Con Schroder (1998-2005) - che inaugurò questo infelice modello, dove il salario è variabile dipendente del profitto - , è stato detto, la Germania ha incominciato a crescere a le sue esportazioni ad aumentare. Ma a quale prezzo? Nel 2011, il 40% dei lavoratori tedeschi era assunto con contratti precari e 6,5 milioni di lavoratori erano impiegati a meno di dieci euro l’ora. Fra tutti i paesi Ocse, la Germania è quello che, tra il 2000 e il 2009, ha visto crescere più lentamente i salari. Ed è proprio questo il taglio che Monti vuole imprimere al mondo del lavoro in Italia. Proni ai diktat europei, ma pieni di protervia cattedratica verso giovani precari e lavoratori, Monti ed i suoi ministri attaccano la contrattazione collettiva, in linea col precedente governo. La contrattazione collettiva è uno strumento fondamentale per una più equa distribuzione tra la quota salari (la parte di Pil che va al lavoro) e i redditi da capitale. Le statistiche Ocse informano che, in vent’anni, la quota salari in Italia ha perso oltre 10 punti sul Pil (un punto di Pil è circa 16 miliardi l’anno),che sono andati ai redditi da capitale. Ma la controriforma del lavoro ha carattere transnazionale,rientrando nelle più vasta offensiva contro i lavoratori, i servizi pubblici ed i beni comuni,applicata da tutti i governi europei. Sul lavoro, la parola chiave è la famosa “flessibilità”. In Italia, secondo le politica schizoide dei “due tempi”,dopo il “rigore”( la batosta sulle pensioni,l’aumento dell’IVA, l’introduzione dell’IMU,fatte per rimborsare le banche sulla pelle delle persone),verrà l’ora della crescita. E come si “cresce”,secondo Monti? Domanda retorica : liberalizzazioni, privatizzazioni e flessibilità. Accantonando il solito mantra delle liberalizzazioni (leggi: creazione di nuovi monopoli) e privatizzazioni (leggi: svendita di partecipate o di patrimonio pubblico), già ampiamente sperimentate e i cui risultati sono sotto gli occhi di tutti, è surreale sentir parlare ancora di “flessibilità” come fattore di crescita della produttività. 

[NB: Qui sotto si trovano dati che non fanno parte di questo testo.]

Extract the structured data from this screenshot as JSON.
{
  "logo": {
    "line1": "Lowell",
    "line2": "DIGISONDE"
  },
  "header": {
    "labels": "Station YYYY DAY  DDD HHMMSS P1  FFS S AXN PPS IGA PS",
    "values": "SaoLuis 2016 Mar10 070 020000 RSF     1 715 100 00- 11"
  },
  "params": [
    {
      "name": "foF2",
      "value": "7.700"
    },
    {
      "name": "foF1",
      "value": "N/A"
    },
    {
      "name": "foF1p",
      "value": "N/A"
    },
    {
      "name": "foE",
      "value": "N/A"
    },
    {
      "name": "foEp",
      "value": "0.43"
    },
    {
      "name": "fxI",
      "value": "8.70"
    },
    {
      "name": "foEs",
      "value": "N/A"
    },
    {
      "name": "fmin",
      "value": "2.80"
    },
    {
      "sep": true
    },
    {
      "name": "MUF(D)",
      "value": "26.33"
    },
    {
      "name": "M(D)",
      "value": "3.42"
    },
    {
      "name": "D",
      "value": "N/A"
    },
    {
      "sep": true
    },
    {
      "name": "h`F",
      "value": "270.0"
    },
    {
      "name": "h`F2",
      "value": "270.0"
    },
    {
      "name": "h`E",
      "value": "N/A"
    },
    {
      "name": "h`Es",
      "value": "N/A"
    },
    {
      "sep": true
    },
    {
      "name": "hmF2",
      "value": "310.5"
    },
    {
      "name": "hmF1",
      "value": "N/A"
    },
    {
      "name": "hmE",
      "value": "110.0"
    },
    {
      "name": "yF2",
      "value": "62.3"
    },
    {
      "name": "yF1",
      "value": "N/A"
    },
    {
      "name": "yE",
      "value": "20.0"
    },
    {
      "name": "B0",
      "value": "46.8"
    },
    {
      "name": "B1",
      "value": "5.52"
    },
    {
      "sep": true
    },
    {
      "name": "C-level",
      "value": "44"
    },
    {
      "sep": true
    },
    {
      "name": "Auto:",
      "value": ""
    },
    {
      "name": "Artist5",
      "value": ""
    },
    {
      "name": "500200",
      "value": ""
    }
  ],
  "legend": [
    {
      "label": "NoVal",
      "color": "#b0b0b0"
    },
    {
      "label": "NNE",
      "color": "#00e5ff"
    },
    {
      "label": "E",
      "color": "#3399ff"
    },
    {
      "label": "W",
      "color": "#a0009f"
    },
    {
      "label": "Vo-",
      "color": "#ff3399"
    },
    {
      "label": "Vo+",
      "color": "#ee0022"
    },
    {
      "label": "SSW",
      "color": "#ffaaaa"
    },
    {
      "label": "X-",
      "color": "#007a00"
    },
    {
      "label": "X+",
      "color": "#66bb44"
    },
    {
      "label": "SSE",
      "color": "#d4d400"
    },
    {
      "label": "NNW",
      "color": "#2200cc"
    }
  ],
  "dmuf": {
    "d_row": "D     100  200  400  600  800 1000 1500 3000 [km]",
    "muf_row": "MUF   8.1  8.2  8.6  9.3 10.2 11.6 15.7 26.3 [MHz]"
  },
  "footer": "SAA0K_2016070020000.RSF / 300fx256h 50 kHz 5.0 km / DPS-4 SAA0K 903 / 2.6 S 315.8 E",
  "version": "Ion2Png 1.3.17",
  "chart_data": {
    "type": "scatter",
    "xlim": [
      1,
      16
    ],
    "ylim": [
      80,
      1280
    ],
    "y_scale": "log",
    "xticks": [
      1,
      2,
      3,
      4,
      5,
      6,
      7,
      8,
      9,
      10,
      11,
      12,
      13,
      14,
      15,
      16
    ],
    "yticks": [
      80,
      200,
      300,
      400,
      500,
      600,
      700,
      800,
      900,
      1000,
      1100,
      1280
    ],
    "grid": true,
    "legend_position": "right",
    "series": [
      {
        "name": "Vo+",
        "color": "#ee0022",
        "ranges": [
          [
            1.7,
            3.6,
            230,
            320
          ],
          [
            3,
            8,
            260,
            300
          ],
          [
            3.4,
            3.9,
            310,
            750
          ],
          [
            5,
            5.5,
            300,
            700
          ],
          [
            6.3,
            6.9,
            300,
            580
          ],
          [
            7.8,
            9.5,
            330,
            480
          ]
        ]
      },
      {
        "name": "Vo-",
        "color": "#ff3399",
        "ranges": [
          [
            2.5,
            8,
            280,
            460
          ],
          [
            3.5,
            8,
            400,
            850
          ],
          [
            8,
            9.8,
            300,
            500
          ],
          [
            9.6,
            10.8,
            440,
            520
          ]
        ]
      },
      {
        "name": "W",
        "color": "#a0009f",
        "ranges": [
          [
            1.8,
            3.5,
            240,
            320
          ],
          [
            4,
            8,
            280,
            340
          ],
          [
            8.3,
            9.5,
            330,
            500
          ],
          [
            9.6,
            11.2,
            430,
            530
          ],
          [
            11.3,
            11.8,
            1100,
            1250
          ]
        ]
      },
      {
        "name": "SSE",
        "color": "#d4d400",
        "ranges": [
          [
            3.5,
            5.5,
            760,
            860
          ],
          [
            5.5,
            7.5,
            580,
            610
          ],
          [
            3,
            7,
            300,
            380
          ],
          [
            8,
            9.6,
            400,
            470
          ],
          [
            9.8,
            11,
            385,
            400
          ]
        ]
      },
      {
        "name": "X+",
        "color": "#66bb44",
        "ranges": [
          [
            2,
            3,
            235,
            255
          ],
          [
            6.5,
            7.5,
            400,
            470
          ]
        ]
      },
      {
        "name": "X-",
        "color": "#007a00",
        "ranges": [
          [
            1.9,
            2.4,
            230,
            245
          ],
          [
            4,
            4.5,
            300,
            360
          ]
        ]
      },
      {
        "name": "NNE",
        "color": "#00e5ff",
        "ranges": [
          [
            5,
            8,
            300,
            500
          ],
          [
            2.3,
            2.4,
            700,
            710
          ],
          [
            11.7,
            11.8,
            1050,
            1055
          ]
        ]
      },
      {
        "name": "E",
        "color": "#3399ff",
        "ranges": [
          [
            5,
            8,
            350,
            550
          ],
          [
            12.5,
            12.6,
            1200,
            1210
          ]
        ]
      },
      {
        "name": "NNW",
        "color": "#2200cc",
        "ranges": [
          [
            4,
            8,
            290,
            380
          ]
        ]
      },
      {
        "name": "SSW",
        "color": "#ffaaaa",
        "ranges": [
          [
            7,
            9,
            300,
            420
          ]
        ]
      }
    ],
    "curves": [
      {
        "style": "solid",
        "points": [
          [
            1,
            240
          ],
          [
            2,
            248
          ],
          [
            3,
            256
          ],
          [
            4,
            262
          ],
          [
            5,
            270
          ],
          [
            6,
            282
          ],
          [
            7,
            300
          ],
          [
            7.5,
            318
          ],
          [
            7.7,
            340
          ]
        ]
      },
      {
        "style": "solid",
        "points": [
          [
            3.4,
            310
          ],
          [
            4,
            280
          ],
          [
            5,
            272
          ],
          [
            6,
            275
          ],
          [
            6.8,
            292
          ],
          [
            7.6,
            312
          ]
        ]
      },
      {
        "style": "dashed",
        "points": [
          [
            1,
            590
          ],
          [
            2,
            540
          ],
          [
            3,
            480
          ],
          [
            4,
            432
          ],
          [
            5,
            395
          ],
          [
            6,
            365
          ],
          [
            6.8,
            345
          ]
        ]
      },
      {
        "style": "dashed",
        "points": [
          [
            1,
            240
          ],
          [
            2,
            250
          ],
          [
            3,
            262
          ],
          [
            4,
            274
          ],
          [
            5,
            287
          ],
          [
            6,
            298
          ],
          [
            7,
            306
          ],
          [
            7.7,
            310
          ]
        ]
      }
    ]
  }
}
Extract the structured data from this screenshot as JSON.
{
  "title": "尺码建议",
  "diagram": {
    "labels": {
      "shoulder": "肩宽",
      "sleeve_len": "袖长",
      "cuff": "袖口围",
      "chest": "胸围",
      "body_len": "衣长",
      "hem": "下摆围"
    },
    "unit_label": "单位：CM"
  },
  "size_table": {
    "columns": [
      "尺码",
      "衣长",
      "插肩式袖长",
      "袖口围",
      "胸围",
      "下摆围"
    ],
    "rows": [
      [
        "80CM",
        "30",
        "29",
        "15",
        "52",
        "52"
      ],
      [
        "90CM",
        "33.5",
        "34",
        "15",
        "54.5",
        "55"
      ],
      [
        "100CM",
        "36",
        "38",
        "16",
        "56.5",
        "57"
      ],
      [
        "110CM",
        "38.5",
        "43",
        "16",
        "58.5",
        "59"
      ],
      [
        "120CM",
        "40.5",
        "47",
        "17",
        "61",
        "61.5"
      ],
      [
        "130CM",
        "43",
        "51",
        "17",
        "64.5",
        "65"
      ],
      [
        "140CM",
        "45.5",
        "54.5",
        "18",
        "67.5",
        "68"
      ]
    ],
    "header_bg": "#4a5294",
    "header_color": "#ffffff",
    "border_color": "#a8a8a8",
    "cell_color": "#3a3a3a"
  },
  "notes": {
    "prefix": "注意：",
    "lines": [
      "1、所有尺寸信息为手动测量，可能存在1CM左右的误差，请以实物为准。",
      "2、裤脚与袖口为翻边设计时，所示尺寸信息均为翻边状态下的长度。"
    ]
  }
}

In Italia il 31 % dei giovani sotto i 24 anni è disoccupato,e circa la metà di quelli che lavorano sono precari. Le cause della precarietà risiedono nella proliferazione di forme contrattuali( 46,secondo la Cgil), “legalizzate” attraverso il Pacchetto Treu del 1997 e la “legge 30” del 2003. La logica di queste leggi era la stessa di oggi : favorire l’occupazione giovanile,garantendo la flessibilità in uscita alle imprese. Ciò nonostante ,Monti dichiara di voler aumentare la produttività mediante la flessibilità, puntando dritto all’ art. 18. A riguardo, non esiste verifica empirica che l’art. 18 impedisca alle aziende di licenziare,né ci sono prove che la sua abolizione serva ad aumentare l’occupazione: solo tanta retorica ideologica padronale. La maggiore produttività ( essendo un aumento del valore aggiunto per ora lavorata), può verificarsi solo tramite investimenti nella ricerca e soprattutto nella formazione del lavoratore, cosa che la flessibilità impedisce alla radice. Giustamente, Albert Einstein affermò: <<Non si può risolvere un problema con la stessa mentalità che lo ha generato>>. Il finanzcapitalismo e la deregolamentazione neoliberista hanno prodotto la più grande crisi,economica e di civiltà, della storia. La distruzione della Grecia,senza una brusca inversione di rotta, non è altro che la prolessi di ciò che toccherà all’ Italia,all’ euro e all’Europa.

Valentino Rizzo

1 commento:

  1. Ottima analisi scaturita dall'ottima penna del Rizzo. Sarebbe bello far capire tutto questo a coloro che sostengono le politiche lacrime e sangue di Monte e che pensano che siano solo un sacrificio iniziale per recuperare lo status quo ante, purtroppo andrà sempre peggio...la Grecia si avvicina, così come la rivoluzione, chissà.